Your list looks good, but I would remove the international law classes. I took international law and was even the managing editor of an international law based law review. Although my experience in the law review was exceptional, it was the law review process that was helpful. The international law was useless (for me). In fact, international law stood out in my mind when I entered the practical world as a particular waste of time. International law was (in my mind) the poster boy for waste of time-purely academic-no practical application law classes.
Then again, you are a law prof and I am just a guy trying to pay his rent. LOL
While there are types of practice that undoubtedly are and likely will remain purely domestic — DUI defense, say — I think that more and more practice areas will require international law. A generation ago many would have said that Children & Family was a pretty much totally domestic practice; now there’s a lot of international family law, and a convention on child abduction that may apply every time a child of estrangement crosses a border. Transactional practices, even those dealing with relatively small firms, commonly involve international clients, suppliers, or opponents.

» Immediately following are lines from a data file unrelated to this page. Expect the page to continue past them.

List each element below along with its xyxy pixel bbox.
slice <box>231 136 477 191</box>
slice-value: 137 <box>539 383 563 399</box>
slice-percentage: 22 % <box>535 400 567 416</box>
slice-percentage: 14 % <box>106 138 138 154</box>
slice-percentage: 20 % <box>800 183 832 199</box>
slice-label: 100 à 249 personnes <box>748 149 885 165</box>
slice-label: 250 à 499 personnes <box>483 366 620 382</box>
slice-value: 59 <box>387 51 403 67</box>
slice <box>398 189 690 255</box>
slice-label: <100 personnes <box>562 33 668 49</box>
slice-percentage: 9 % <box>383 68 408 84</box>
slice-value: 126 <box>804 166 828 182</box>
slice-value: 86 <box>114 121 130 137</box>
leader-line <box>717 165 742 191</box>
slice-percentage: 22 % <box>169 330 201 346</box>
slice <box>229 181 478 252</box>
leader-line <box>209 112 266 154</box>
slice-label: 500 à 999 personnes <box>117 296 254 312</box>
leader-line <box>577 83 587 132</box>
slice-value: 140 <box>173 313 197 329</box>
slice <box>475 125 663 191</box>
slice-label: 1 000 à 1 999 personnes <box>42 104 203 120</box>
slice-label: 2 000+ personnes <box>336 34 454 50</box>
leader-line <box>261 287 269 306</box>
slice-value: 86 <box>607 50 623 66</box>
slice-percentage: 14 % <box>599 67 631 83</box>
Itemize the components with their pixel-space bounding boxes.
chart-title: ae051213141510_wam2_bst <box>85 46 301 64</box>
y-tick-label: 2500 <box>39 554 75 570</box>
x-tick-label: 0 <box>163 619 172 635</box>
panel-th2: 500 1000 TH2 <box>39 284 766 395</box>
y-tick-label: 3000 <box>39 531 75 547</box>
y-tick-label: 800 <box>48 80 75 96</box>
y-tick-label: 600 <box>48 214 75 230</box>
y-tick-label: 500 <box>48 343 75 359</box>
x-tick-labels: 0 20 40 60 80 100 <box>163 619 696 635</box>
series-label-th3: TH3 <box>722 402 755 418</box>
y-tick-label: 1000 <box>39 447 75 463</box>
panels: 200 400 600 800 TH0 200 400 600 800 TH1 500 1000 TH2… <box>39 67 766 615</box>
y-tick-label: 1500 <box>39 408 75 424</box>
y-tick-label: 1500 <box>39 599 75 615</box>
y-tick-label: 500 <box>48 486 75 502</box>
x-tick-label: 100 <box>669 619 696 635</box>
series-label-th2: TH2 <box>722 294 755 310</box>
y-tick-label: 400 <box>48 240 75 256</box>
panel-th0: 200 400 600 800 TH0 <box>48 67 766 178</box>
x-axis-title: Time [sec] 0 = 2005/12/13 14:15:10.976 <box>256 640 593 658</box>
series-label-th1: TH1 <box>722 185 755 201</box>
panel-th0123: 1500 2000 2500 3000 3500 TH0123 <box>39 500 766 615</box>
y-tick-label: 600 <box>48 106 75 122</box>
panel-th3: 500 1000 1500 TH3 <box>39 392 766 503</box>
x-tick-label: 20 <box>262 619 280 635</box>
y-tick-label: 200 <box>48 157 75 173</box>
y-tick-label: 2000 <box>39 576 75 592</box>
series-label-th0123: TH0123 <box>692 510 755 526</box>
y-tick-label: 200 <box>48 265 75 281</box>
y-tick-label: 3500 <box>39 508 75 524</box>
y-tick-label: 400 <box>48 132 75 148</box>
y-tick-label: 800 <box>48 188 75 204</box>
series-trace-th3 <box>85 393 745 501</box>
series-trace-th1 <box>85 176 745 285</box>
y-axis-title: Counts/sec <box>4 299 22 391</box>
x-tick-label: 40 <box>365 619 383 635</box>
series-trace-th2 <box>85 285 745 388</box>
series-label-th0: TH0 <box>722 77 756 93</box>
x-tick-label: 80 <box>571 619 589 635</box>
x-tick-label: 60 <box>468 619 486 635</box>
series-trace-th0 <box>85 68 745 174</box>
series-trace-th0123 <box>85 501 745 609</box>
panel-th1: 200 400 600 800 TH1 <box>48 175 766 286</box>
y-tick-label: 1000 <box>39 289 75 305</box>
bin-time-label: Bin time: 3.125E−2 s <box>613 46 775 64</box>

So I’d say international law was getting more important all the time, and as the US economy becomes more open and more dependent on foreign trade this trend will only speed up. No, if I were going to pick a poster child for “purely academic-no practical application law classes” it might be something like ‘Law & Film” — and even there there’s a lot that might help a trial lawyer since many jurors’ ideas of the law will be shaped by those movies and it helps to understand their expectations.
I’ll definitely be applying for one of these fellowships. Fingers crossed that one will be available in California.
So because the law school over-admitted, by just a few hundred, for the past 4 years, and contributed, along with other similarly liberal-admissions-minded law schools, to the destruction of the legal job market, it’s essentially offering, for those students who are yet to find work in this epic debacle of an economy, a partial refund, up to $15K, for those who can obtain an internship.
Right?
Er, no. Because the legal market tanked nationally, and may be undergoing a structural change in which some important classes of work — e.g. document review — is being outsourced offshore, UM is trying to give its graduates a leg up in a viciously competitive market by arranging for them to get quality work experience on graduation in order to make them more attractive to future employers. The money is to allow them to eat while they get it. While students will be encouraged to find their own placements — better they should do something they are most interested in, in the place they intend to work — the law school is going to set up a whole host of options for them locally and (I think) nationally.
This is a great program. JD + experience is the rough equivalent of what a mere JD was 3-4 years ago. The 6 months of paid experience should be enough to get students over the first job hump. However, 6-12 would be better since you really want experience and a current job. UM Law has done some asinine things over the years, but this sounds like a genuinely great program.